謝晦吾被請到了書房,等了許久,才見著百裏長安款款而來,當即起身相迎,“長公主”


    “丞相有事不在宮中商議,怎麽想起來我這公主府來了”百裏長安拂袖落座。


    紫嫣旋即奉茶。


    “宮中人多口雜,終是不方便多說什麽。”謝晦吾歎口氣,“老臣為何過府,其實長公主心裏都清清楚楚。”


    她是什麽人,謝晦吾還不清楚嗎


    先帝深謀遠慮,選出的攝政之人,能是簡單的角色


    狐狸窩裏出來的狐狸,不可小覷!


    “來為定王求情的”百裏長安問。


    謝晦吾一時間不知該如何開口,“滿朝文武,議論紛紛,長公主若是執意要殺,恐叫人以為,您是為了皇位之爭,而公報私仇。”


    “這麽說來,丞相還是為我著想”百裏長安淺呷杯中茶,“倒是誤會了。

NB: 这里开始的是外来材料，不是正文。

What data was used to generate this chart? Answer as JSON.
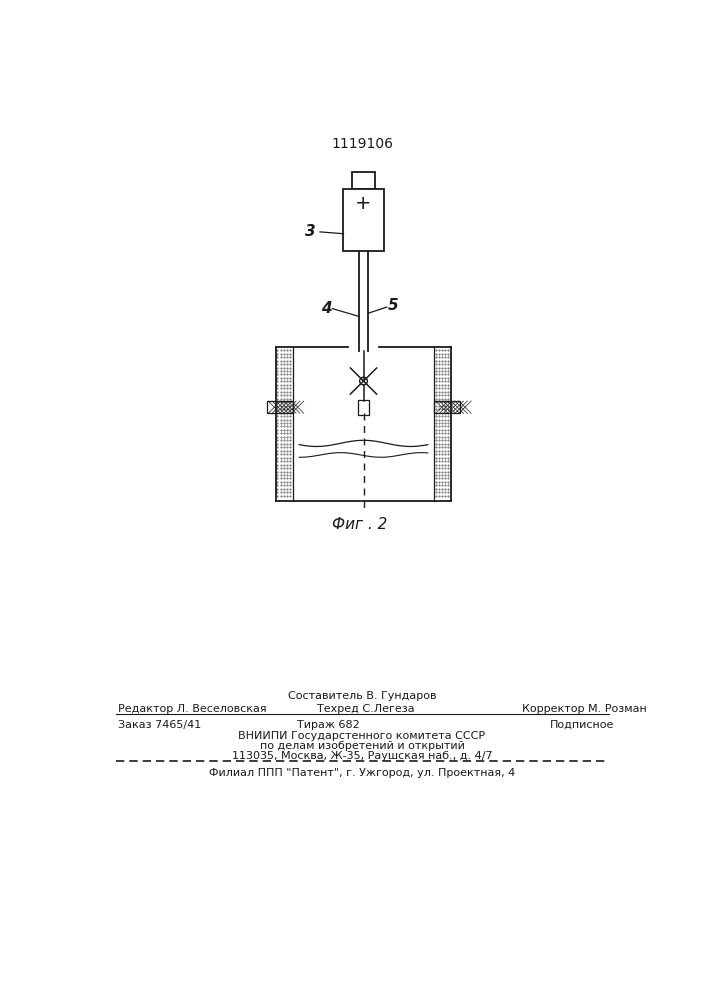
{
  "patent_number": "1119106",
  "fig_label": "Фиг . 2",
  "label_3": "3",
  "label_4": "4",
  "label_5": "5",
  "editor_line": "Редактор Л. Веселовская",
  "composer_line": "Составитель В. Гундаров",
  "techred_line": "Техред С.Легеза",
  "corrector_line": "Корректор М. Розман",
  "order_line": "Заказ 7465/41",
  "tirazh_line": "Тираж 682",
  "podpisnoe_line": "Подписное",
  "vniip_line1": "ВНИИПИ Государстенного комитета СССР",
  "vniip_line2": "по делам изобретений и открытий",
  "vniip_line3": "113035, Москва, Ж-35, Раушская наб., д. 4/7",
  "filial_line": "Филиал ППП \"Патент\", г. Ужгород, ул. Проектная, 4",
  "bg_color": "#ffffff",
  "line_color": "#1a1a1a"
}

”


    謝晦吾擺擺手,“老臣不敢說,完全於公,到底也是存了點私心。眼下朝堂逐漸穩定,時局漸明,若是再有波瀾,恐傷國之根本。”


    “丞相為國為民,我這廂甚是感動,隻是按照大昭律法,謀逆造反本就該株連九族,三司會審,證據確鑿,容不得他抵賴。”百裏長安放下手中杯盞,“若是如此,都能免於一死,讓百姓如何看待皇室讓天下人如何看待我大昭律法”


    謝晦吾啞然。


    “丞相,天子犯法與庶民同罪。”百裏長安意味深長的睨著他,“難道說,到了我皇家,這一切就都不作數了”


    謝晦吾張了張嘴,“可是定王……”


    “我知道,丞相惜才。二皇兄文武雙全,當年父皇還在,便是頗為器重,年年狩獵,二皇兄都拔得頭籌。”百裏長安仿佛陷在了回憶裏,“那時候的二皇兄,人品貴重,文武全才,比大皇兄更得父皇青眼。”


    謝晦吾半垂著眉眼,帝王的這幾個孩子是他看著長大的,從最初的蹦蹦跳跳,到最後的魑魅魍魎,各自肚腸。

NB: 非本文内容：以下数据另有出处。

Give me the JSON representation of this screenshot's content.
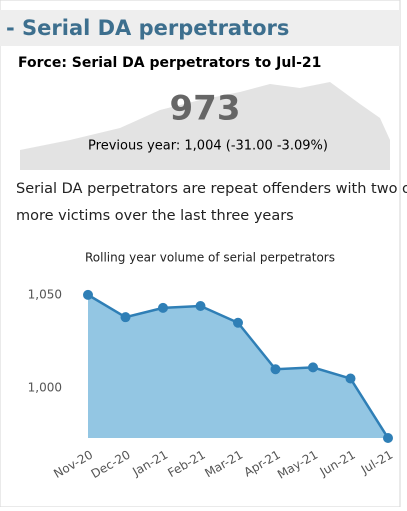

    皇位之爭,素來殘酷,也……從來沒有無辜之說。


    “我打小便喜歡跟著諸位兄長,宮裏宮外的到處跑。諸位皇兄對我頗為照顧,父皇為此還訓斥過多回,總說外頭不安全,我卻還是不知死活。”百裏長安扶著桌案,徐徐站起身來,“丞相,本公主不是無情之人,殺的不是你們的定王,是我的二哥哥啊!”


    謝晦吾啞然。


    “那是我的兄長,我的二哥哥。”百裏長安立在窗口位置,“他當年獵的第一隻狐狸,做了我大氅的毛領子,我珍藏至今,現在……還在庫房的衣架子上掛著,日日有人打理。”

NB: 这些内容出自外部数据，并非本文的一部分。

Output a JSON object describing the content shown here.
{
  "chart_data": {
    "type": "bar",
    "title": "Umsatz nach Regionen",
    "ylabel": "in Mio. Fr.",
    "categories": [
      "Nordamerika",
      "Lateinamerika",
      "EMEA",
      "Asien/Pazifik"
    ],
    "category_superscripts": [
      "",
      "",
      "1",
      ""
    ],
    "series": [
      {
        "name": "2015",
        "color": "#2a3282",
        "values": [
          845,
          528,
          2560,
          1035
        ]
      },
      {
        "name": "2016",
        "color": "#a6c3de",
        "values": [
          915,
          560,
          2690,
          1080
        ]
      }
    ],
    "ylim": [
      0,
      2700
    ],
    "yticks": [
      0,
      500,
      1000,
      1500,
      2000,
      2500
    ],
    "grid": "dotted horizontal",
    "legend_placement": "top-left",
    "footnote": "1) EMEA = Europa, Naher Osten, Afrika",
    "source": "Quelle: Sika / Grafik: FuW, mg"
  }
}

    謝晦吾垂了一下眼簾,“既如此,長公主何必非要置他於死地”


    “他是個好兄長,但是不會良臣。”百裏長安回眸看他,“謀逆之罪,其罪當誅,這是鐵打的規矩,誰也不能破。”


    謝晦吾凝眉。


    “不過,丞相此番倒是勾起了我心中的回憶,定王之罪,且容我再三思量,明日早朝再論。”百裏長安的指尖,輕輕敲著窗棱,發出細微的篤篤聲。


    直到出了書房,謝晦吾才反應過來,自己這是來了個寂寞


    話,都讓百裏長安說了


    “相爺”三斤低低的開口,“您勸了”


    謝晦吾搖頭,“沒來得及開口,話都讓她說完了。”


    “那長公主答應了,要饒定王一命”三斤又問。


    謝晦吾:“……”


    說了嗎


    等於沒說。


    “相爺,您怎麽了”見著謝晦吾愣怔,三斤撓撓額角,實在是不解,“您什麽都沒說,卻把事兒給辦成了”


    謝晦吾站在馬車邊上,盼著車前扶手,愣是好半晌才紅了紅老臉,若有所思的瞧著周遭,目光逡巡著,仿佛是在找什麽。


    “相爺,您找什麽”三斤問。


    謝晦吾苦笑著歎氣,最後幽幽的望著公主府的門楣。


    “相爺,您看什麽呢”三斤順著他的視線望去。


    謝晦吾揉著眉心,“小丫頭片子,心思這麽深沉我倒是小看她了,哦不,是我老了,這天下到底是年輕人的天下了。”


    “相爺每次都這麽說。”三斤無奈的搖搖頭。


    謝晦吾一個腦瓜崩敲在他腦門上,“最近水喝多了”


    三斤吃痛。


    馬車,快速離去。


    有不少人在公主府外張望,其後快速各回個府報信。


    沈府。


    梁成舒從後門進去,有些行色匆匆。


    “梁叔怎麽這般著急”沈唯卿青鋒劍在手,四下劍風淩厲,樹梢黃葉嗖嗖落下,劍鋒掠過,登時四分五裂。


    反收劍歸鞘,沈唯卿出了一身汗,“怎麽不說話”


    “丞相剛從公主府出來。”梁成舒低低的開口,接過楚英手裏的帕子,遞給了沈唯卿,“你可知道是什麽意思嗎”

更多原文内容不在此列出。